I hid the birds in a friend’s garage. The next morning the kid came around, by himself this time. He didn’t dare hop the fence with Banjo there growling at him but I opened my loft door wide letting he see inside. I still remember him riding off, chin quivering and close to tears. I actually felt bad for him. I knew he liked his birds the same as I did.
I went over to Paul’s, where the birds were, and released them. I found out later that every one of them returned home. I figured we were even now and never bothered with that guy again.
Another bright idea of mine was to wire off the birds on one side of the loft and put a cot on the other side so I could sleep out there in the summer.
All was well until I shared a few nights with an older woman who ran away from home. She was thirteen, almost fourteen. I was making a lot of noise blowing a horn, the kind they use at hockey games, and a neighbour called the police. The police officer, a neighbour, recognized the runaway and took us to police headquarters. When the old man came to get me, about two in the morning, he looked at Donna, my loft room-mate, and asked me if I thought her mother would like to sleep out.

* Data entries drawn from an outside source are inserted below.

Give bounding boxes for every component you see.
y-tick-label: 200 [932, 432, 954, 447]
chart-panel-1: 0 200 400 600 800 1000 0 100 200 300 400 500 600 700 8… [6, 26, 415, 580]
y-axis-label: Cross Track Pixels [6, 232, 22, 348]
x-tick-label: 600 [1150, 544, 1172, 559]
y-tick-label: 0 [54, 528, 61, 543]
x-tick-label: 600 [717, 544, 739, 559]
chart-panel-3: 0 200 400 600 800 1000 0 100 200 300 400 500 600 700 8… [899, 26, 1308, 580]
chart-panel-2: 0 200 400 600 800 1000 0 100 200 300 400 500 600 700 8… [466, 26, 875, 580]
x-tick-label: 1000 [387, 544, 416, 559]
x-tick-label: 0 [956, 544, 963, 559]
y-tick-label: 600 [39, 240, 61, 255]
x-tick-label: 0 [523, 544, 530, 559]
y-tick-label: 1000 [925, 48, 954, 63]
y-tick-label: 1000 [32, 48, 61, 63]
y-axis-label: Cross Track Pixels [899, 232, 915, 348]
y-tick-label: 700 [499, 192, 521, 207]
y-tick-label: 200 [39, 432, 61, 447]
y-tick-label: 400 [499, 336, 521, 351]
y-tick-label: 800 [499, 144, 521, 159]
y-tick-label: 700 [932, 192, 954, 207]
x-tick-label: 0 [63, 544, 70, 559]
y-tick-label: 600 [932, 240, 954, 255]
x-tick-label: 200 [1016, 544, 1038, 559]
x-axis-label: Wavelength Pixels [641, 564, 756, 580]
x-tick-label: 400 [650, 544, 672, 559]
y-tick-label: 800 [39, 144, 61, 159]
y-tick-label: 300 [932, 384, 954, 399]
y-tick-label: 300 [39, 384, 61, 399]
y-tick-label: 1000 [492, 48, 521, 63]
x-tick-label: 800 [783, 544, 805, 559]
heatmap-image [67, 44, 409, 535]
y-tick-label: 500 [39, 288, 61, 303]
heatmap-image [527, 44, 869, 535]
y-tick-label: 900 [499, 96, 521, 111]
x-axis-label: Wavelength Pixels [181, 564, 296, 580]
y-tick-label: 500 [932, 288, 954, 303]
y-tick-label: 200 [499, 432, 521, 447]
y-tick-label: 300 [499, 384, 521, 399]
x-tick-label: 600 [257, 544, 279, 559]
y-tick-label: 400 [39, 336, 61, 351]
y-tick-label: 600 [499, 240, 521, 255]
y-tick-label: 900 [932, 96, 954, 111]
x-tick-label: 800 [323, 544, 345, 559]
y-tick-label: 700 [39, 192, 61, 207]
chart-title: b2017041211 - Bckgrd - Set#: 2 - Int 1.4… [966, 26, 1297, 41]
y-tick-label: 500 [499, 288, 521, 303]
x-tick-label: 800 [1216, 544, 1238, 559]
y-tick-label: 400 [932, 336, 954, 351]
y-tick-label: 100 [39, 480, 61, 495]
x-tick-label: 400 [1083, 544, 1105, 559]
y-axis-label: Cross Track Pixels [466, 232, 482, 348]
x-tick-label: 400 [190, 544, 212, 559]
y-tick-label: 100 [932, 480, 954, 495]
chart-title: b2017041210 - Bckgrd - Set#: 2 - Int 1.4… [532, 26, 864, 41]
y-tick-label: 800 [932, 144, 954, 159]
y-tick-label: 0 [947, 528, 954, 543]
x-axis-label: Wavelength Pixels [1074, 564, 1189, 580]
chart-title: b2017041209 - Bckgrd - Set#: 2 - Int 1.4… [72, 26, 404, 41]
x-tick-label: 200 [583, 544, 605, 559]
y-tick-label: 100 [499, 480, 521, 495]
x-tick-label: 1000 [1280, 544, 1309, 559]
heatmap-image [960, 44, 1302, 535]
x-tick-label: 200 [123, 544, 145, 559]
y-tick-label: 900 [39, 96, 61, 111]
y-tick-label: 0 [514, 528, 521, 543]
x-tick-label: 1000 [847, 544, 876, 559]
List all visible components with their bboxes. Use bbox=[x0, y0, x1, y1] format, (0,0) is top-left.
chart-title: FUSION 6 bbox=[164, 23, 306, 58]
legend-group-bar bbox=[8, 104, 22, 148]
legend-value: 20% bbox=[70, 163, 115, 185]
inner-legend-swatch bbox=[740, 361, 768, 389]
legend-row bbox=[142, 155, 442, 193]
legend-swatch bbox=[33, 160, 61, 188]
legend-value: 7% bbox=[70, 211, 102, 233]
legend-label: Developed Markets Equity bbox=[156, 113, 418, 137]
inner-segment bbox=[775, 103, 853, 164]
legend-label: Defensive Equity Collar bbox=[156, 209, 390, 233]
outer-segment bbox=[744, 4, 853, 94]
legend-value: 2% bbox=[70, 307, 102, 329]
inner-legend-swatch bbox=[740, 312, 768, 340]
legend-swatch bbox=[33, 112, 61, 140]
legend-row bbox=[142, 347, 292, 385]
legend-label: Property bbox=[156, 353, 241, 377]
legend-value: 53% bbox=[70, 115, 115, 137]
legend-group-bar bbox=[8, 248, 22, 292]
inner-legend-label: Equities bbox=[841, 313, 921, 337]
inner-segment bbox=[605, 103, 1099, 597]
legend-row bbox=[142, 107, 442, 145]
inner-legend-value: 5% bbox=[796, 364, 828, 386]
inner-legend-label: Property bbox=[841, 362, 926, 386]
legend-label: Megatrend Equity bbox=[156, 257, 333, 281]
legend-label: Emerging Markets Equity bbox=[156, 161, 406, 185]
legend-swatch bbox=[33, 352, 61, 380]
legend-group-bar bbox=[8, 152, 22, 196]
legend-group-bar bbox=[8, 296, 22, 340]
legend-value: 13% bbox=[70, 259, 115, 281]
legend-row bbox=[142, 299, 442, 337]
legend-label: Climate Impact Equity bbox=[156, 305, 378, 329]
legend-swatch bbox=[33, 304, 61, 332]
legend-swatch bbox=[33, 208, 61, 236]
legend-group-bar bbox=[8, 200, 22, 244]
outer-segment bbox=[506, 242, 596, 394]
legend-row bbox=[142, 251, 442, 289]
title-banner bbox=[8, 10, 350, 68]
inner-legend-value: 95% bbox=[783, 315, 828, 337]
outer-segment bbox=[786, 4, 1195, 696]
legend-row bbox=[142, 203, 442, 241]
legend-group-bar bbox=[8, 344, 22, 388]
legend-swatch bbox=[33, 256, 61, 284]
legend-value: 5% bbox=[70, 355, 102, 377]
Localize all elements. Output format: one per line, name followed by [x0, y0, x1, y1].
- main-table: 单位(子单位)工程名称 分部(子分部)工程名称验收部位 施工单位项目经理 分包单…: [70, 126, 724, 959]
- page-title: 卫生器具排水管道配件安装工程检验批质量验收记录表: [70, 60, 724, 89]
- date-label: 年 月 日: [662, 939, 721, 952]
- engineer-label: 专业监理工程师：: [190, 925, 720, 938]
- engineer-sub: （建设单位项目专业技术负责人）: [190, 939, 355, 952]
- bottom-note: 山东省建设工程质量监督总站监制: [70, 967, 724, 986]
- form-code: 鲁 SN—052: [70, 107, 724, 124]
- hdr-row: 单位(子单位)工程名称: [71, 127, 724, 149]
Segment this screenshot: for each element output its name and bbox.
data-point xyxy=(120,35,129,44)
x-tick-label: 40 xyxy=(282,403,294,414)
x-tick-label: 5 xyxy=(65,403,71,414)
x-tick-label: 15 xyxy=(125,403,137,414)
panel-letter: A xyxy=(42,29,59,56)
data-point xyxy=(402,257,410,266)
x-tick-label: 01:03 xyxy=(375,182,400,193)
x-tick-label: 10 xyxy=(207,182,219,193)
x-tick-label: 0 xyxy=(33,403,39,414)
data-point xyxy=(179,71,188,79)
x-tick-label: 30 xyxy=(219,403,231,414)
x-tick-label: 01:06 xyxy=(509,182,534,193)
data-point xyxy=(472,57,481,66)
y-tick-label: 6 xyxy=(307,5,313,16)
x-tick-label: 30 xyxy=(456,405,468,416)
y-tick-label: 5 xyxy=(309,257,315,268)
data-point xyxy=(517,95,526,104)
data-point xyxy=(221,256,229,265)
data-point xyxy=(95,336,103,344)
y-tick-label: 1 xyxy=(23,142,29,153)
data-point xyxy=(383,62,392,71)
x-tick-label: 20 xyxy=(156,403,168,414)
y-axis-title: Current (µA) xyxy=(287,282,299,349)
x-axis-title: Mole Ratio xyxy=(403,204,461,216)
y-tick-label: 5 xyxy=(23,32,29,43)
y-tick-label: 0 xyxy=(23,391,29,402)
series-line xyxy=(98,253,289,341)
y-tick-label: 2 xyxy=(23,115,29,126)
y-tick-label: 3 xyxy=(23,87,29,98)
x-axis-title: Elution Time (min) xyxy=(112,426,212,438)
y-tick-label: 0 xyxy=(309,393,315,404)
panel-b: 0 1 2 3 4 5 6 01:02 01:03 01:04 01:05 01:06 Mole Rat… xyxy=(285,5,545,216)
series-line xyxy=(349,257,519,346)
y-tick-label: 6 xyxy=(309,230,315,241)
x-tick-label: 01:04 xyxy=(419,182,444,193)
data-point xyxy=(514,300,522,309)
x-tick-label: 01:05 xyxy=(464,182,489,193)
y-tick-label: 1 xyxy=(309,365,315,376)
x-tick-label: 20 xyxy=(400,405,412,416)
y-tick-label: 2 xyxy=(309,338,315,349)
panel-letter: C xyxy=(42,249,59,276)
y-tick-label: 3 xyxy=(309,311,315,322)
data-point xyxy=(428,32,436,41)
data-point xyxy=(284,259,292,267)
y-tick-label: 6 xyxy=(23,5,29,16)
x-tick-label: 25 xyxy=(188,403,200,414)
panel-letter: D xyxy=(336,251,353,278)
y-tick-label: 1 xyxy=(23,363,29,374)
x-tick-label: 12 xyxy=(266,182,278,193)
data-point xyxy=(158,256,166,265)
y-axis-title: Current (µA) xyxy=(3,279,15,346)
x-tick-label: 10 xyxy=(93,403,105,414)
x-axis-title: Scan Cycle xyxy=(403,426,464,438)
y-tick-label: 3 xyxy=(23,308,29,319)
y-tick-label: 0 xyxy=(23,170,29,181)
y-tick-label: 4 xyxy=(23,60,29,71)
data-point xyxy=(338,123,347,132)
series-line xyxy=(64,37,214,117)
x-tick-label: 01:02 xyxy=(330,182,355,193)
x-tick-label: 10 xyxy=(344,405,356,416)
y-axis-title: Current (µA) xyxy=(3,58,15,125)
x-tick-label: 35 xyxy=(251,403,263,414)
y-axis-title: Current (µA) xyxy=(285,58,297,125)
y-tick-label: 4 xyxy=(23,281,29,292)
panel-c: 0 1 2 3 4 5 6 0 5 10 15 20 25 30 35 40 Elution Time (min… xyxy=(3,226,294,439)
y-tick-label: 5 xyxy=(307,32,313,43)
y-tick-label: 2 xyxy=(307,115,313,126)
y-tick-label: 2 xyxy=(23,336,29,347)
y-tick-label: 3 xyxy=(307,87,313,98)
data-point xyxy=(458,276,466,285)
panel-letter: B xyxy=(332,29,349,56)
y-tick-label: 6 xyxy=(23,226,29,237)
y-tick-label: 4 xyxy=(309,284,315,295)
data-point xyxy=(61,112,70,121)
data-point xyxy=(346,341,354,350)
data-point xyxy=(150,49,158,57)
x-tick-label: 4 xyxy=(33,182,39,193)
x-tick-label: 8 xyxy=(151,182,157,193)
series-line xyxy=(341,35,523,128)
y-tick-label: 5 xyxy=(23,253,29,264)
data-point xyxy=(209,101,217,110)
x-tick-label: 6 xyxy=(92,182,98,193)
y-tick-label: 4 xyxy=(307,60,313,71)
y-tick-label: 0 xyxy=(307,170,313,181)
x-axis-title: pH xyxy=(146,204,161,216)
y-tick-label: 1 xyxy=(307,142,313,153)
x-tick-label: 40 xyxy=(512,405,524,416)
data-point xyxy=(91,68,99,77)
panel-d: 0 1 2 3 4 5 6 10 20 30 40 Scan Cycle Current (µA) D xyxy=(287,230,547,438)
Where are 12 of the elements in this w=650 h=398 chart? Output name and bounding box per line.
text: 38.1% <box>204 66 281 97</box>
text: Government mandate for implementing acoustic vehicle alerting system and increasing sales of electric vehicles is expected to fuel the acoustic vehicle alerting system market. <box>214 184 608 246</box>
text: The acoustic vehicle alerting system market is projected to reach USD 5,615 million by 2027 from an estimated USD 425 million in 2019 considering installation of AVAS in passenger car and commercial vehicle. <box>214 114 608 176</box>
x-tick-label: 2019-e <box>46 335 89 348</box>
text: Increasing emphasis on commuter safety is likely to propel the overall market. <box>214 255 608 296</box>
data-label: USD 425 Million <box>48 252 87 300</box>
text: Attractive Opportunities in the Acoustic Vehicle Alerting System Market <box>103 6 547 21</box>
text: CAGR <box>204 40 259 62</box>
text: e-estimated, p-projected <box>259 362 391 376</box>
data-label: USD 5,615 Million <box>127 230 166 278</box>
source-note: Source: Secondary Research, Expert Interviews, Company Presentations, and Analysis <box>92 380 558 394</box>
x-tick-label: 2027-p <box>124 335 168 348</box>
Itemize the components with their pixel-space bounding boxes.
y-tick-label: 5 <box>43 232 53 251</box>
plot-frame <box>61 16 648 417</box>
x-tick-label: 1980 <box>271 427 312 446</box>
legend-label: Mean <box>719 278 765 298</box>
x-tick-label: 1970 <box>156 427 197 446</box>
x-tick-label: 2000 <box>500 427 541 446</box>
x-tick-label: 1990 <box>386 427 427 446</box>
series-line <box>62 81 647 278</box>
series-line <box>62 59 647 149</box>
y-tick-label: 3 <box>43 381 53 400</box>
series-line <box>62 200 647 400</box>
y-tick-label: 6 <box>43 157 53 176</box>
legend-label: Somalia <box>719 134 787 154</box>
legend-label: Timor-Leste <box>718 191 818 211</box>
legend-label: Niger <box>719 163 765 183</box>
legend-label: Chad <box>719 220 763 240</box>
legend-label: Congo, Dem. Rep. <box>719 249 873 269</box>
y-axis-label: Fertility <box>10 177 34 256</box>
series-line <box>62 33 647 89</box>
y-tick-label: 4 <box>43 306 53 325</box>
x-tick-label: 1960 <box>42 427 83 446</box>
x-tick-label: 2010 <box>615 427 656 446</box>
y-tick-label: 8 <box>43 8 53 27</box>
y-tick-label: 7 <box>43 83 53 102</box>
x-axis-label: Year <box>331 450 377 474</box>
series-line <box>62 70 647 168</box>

The next morning pops got me up early and told me as punishment, I had to paint the eavesdroughts.
What I learned from that day was to only keep the feathered kind of birds in my coop. Or at the very least, get rid of that blasted horn.
But all in all, pigeons to this day have been a great relaxing hobby for me. It’s too bad that pigeons and boys are a thing of the past. Even the racing pigeon sport is dying world wide. It’s a faster electronic times and there’s no going back.
Thanks for reading my blog. Jack
Keep the faith friends, it gets better, it always does.